I made my way to Jacksonville and celebrated my favorite taste of summer – red, delicious, juicy tomatoes.

I was asked to be one of the judges for the homemade salsa contest, so I made sure to stop along the way and purchase a couple of packets of Tums. There were 19 salsas to taste in four different categories: Pico de Gallo, Sweet, Medium and Fire Engine Hot.

My stomach turned a little when I saw the category with the most entries was Fire Engine Hot. It was a good thing I ate an extra slice of toast for breakfast to absorb some of the spice that was headed my way.

Within the individual categories, there was a variety of flavors and preparations. Some were thick, others fresh, many cooked and a few with lots of garlic. My taste buds were singing praises when most of them, even the Ghost Pepper Salsa, were not as spicy as expected.

After declaring a winner in each category we found that two of the salsas we like the best came from the same person. The winning salsa in the sweet and fire engine hot category were made by Aaron Belter, of Frankston, and the hot salsa he made was our overall favorite.

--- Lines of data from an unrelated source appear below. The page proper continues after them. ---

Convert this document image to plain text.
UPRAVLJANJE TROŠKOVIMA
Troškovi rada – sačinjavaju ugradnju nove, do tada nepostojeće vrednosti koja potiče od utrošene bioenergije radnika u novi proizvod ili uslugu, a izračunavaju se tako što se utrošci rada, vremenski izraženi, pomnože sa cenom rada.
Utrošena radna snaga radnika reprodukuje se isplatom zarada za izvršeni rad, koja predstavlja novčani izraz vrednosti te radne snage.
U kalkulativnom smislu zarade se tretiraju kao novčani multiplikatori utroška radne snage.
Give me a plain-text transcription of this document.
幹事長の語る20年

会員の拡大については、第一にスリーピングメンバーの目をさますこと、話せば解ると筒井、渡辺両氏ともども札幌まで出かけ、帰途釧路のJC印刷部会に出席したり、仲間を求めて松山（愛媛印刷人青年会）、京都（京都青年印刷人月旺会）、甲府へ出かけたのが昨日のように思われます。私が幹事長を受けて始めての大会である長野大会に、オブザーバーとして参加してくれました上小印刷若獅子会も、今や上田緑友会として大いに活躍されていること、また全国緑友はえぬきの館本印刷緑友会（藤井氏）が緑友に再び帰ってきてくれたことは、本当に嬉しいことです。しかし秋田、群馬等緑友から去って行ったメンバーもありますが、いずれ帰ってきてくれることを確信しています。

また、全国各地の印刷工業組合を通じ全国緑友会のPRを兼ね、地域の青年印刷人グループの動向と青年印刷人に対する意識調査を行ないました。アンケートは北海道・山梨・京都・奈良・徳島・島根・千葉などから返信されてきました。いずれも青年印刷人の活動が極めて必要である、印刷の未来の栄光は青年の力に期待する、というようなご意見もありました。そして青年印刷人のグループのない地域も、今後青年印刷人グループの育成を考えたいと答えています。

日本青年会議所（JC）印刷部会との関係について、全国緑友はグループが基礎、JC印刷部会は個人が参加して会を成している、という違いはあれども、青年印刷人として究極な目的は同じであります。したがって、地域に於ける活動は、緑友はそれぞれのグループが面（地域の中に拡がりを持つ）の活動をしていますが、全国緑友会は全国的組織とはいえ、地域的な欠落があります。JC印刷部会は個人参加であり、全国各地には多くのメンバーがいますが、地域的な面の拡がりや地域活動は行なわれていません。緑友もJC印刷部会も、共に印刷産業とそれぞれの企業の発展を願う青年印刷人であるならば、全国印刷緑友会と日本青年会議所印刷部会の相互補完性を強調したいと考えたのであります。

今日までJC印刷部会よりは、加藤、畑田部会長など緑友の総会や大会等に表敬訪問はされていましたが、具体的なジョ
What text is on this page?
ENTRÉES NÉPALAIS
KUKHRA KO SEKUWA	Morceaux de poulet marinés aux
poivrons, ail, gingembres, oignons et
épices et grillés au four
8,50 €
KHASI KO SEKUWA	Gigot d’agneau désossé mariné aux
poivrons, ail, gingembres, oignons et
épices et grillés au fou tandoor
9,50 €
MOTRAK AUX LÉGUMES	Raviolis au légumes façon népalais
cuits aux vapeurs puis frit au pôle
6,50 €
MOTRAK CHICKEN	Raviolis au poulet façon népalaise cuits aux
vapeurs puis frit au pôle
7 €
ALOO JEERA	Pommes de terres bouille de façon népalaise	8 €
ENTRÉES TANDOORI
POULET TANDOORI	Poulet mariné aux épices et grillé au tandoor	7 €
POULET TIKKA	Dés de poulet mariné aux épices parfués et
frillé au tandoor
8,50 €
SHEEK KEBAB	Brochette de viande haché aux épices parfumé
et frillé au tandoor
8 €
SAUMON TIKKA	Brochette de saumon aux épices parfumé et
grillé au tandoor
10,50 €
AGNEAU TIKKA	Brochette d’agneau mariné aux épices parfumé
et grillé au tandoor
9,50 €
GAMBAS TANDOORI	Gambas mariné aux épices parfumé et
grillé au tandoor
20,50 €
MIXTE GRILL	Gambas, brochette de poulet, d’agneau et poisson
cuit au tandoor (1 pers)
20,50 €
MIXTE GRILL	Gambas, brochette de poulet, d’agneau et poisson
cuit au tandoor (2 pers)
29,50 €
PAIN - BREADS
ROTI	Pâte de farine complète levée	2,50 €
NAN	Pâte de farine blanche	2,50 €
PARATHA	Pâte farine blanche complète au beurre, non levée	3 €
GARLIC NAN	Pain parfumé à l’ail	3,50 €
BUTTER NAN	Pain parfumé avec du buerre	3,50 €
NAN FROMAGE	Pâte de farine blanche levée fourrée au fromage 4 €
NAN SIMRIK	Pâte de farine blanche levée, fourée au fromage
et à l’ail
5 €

Belter’s sweet salsa was a combination of tomatoes, pineapple, honey, apples, peaches lemons, vinegar, salt, habanero peppers and mango. At first bite, there was lots of great fruit flavor and seasoning, and then the heat gets you on the way down.

His fiery version had a similar combination of flavor, then heat, but the ingredients included tomatoes, habaneros, jalapenos, onions, cilantro, vinegar and garlic. Both of them were so good I would have bought a bottle if it was for sale.

Something good that was for sale was the official Tomatofest salsas made for the Chamber of Commerce by Gourmet Gardens in Rusk. They also had a tomato salad dressing that I served to guests on Father’s Day and everyone loved. All are available, while supplies last, from the Jacksonville Chamber of Commerce.

After the salsa contest there was plenty of fun to be had at the tomato-eating, tomato-peeling and best tomato contests. There was even a tomato drop at the Cherokee County airport where private pilots tried to drop tomatoes out of their plane and hit a bulls-eye on the ground.

On my way back to the car, I stopped for some fried-green tomatoes being prepared by Rob Gowin with Sadler’s Kitchen and a basket of tomatoes to take home from Guinn’s Produce stand.

Wanda Guinn is the matriarch of the family and the entire Guinn family was there with, what seemed like, endless boxes of Guinn’s farm-grown tomatoes.

Their store is located at 1603 S. Jackson. And this time of year is their busiest. Mrs. Guinn oversees the business and her son, Jonathan, does all the growing.

I couldn’t wait to get home and slice one of those beautiful tomatoes, sprinkle it with a little salt and bite into the best flavor of summer.

It was a great week for Jacksonville after winning the tomato throwdown against Crystal Springs, Mississippi, in Shreveport on Tuesday, and then a huge turnout and beautiful day for the festival on Saturday.

If you didn’t make it to the festival, there are still plenty of great Jacksonville tomatoes available at Guinn’s Produce, The Tomato Shed and the Onion Shed in Noonday. Eat as much as you can, while they last, and then mark your calendar for next year’s festival.